Mhealth. 2021 Apr 20;7:34. doi: 10.21037/mhealth-2020-5. eCollection 2021.

Abstract

The use of technology as a platform for delivering HIV prevention interventions provides an efficient opportunity to reach those at risk for HIV with targeted and timely prevention and treatment messages. Technology-delivered HIV interventions are becoming increasingly popular and include interventions that use mobile text messaging and mobile phone apps or deliver prevention messages through telehealth platforms. Community-centered approaches of intervention development can help address the potential gap between science and practice by ensuring that interventions are appropriate and driven by community needs and desires.
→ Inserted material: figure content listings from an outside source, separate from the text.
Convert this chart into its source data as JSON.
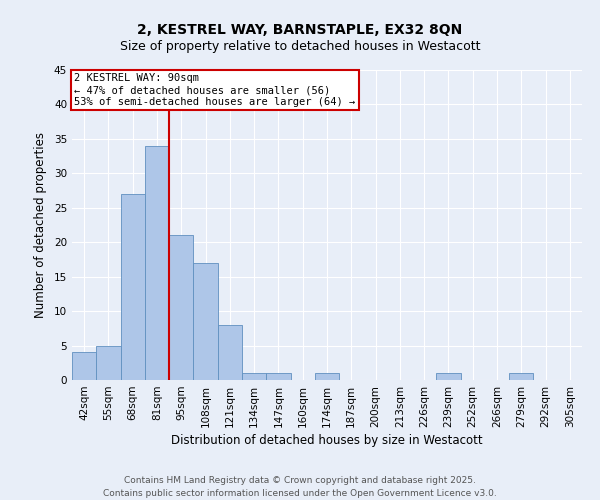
{
  "title_line1": "2, KESTREL WAY, BARNSTAPLE, EX32 8QN",
  "title_line2": "Size of property relative to detached houses in Westacott",
  "xlabel": "Distribution of detached houses by size in Westacott",
  "ylabel": "Number of detached properties",
  "categories": [
    "42sqm",
    "55sqm",
    "68sqm",
    "81sqm",
    "95sqm",
    "108sqm",
    "121sqm",
    "134sqm",
    "147sqm",
    "160sqm",
    "174sqm",
    "187sqm",
    "200sqm",
    "213sqm",
    "226sqm",
    "239sqm",
    "252sqm",
    "266sqm",
    "279sqm",
    "292sqm",
    "305sqm"
  ],
  "values": [
    4,
    5,
    27,
    34,
    21,
    17,
    8,
    1,
    1,
    0,
    1,
    0,
    0,
    0,
    0,
    1,
    0,
    0,
    1,
    0,
    0
  ],
  "bar_color": "#aec6e8",
  "bar_edge_color": "#6090c0",
  "red_line_color": "#cc0000",
  "red_line_x": 3.5,
  "annotation_text_line1": "2 KESTREL WAY: 90sqm",
  "annotation_text_line2": "← 47% of detached houses are smaller (56)",
  "annotation_text_line3": "53% of semi-detached houses are larger (64) →",
  "annotation_box_color": "#ffffff",
  "annotation_box_edge": "#cc0000",
  "ylim": [
    0,
    45
  ],
  "yticks": [
    0,
    5,
    10,
    15,
    20,
    25,
    30,
    35,
    40,
    45
  ],
  "footer_line1": "Contains HM Land Registry data © Crown copyright and database right 2025.",
  "footer_line2": "Contains public sector information licensed under the Open Government Licence v3.0.",
  "bg_color": "#e8eef8",
  "grid_color": "#ffffff",
  "title_fontsize": 10,
  "subtitle_fontsize": 9,
  "axis_label_fontsize": 8.5,
  "tick_fontsize": 7.5,
  "footer_fontsize": 6.5,
  "annotation_fontsize": 7.5
}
Common approaches to gaining community input rely on qualitative data gathered through in-person focus group discussions (FGD), in-depth interviews (IDI) and youth advisory boards (YABs). While these proven methodologies have strengths, youth engagement can be limited by structural barriers (e.g., lack of transportation, inconvenient timing) and reluctance to participate due to stigma or discomfort with group settings. This results in a number of biases that limit the quality of face-to-face qualitative data collection, i.e., social desirability bias or selection biases created by differential likelihood of recruitment and attendance. As an increasing number of HIV prevention and care interventions are successfully delivered online, innovative approaches to youth engagement in virtual spaces can also be applied across the intervention lifespan to increase the quality and validity of formative data. In this paper, we describe a range of qualitative data collection techniques that can be used via online platforms to collect qualitative data, and we outline their relative advantages over face-to-face FGD or IDI. We use four case studies to highlight the methodologies and findings and provide recommendations for researchers moving forward.

Keywords: HIV prevention; intervention development; mHealth; qualitative research.